Should I choose Graviton (ARM) or Intel/AMD?
Graviton is a safe default for most new Linux workloads. Java, Python, Node.js, Go, Ruby, and Rust all run natively on ARM64. Docker images need to be multi-arch or ARM64-specific. If you are running a proprietary binary, a Windows Server instance, or software with known ARM compatibility issues, stick with x86 (Intel or AMD). The price-performance advantage of Graviton is real and worth checking on every new service.
What is the difference between EBS and instance store?
EBS volumes are persistent network-attached block storage. They survive reboots, stops, and can be detached and moved. Instance store is local NVMe SSD physically attached to the host. It is much faster, but it is completely wiped when the instance stops or terminates. Use instance store for temp files, buffers, and caches only. Your real data belongs on EBS or S3.

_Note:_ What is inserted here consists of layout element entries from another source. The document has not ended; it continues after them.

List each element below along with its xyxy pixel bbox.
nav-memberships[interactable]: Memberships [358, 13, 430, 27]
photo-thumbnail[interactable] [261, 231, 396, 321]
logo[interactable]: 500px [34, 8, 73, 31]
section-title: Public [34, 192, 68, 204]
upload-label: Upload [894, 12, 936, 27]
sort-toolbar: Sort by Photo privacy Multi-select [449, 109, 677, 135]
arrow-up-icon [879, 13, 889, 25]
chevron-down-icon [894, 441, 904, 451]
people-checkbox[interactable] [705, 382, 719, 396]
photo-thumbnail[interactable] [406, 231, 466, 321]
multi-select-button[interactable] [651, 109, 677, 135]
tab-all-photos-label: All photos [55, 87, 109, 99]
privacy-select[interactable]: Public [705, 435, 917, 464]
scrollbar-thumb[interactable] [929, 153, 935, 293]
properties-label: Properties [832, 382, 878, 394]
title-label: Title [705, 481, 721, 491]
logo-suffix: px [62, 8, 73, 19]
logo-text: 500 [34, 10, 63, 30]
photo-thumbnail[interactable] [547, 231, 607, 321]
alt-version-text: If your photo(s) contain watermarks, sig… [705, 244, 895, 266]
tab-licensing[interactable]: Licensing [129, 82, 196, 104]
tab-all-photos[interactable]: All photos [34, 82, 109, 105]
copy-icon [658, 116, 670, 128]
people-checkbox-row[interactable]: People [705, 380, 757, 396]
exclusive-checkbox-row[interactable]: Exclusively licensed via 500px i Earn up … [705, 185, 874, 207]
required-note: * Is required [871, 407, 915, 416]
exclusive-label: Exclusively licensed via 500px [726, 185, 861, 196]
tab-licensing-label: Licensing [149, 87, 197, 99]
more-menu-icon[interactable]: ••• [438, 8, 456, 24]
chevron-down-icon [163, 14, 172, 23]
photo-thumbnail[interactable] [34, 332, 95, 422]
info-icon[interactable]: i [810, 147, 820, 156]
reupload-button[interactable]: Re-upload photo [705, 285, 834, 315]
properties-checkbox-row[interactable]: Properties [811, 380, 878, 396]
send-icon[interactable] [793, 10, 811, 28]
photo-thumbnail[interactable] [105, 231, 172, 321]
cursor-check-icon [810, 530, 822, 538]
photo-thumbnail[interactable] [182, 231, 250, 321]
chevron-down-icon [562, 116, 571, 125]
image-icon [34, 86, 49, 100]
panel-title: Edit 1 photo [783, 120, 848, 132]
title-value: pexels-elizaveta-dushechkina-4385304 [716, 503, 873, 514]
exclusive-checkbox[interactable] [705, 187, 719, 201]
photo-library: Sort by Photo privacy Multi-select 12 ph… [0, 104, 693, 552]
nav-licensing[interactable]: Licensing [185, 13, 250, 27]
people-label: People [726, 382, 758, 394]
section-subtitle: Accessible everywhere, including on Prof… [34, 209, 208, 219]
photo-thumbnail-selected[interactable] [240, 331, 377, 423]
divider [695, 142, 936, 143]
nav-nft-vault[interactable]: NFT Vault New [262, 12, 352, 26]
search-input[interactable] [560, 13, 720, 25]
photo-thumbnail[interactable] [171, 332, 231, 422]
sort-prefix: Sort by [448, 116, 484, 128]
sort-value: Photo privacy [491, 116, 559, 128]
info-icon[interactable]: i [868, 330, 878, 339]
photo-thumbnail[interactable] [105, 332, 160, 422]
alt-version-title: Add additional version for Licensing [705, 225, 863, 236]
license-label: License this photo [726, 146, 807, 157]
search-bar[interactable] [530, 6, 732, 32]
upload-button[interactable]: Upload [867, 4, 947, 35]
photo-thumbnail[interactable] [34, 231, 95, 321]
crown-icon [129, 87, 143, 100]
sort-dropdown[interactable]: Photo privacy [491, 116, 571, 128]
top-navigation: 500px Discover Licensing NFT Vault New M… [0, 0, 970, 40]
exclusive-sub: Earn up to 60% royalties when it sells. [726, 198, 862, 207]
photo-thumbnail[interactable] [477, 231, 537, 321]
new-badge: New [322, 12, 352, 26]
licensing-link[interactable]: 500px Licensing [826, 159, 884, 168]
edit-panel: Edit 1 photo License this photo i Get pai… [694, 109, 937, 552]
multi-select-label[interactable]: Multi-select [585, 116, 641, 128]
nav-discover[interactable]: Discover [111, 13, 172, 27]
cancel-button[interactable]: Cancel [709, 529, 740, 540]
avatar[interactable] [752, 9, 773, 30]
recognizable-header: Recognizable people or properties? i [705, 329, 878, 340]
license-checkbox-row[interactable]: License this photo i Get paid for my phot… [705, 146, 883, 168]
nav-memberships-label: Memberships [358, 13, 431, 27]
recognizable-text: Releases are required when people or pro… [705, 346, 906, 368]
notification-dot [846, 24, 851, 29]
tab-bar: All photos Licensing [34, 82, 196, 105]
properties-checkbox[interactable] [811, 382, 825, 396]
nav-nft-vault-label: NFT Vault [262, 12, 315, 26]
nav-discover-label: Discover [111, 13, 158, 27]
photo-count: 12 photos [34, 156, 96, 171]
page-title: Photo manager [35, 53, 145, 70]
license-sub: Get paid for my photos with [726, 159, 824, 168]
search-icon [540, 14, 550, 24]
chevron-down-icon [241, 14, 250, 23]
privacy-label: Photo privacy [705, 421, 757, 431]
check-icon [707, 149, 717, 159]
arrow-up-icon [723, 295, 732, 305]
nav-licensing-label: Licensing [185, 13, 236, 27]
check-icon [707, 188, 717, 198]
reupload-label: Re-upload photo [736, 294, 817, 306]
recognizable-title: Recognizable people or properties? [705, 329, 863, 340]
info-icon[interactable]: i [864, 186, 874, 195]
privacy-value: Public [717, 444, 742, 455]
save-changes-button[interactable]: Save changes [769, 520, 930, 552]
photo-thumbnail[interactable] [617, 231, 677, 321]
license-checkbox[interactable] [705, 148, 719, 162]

Can I change the EC2 instance type later?
Yes. Stop the instance, change the instance type in the AWS console or CLI, then start it again. It takes about two minutes. EBS-backed instances retain their storage. Instance store data is lost on stop regardless of the type change. This makes EC2 easy to right-size: start small and adjust after you see real usage data.
How do I know if I picked the wrong instance size?
Watch two metrics in CloudWatch: CPU utilisation and memory (requires the CloudWatch agent). If CPU consistently runs above 80%, move up a size or switch to a compute-optimised family. If memory pressure is high but CPU is low, consider a memory-optimised family like R. If both are consistently low, move down a size. One week of production metrics is usually enough to make a confident decision.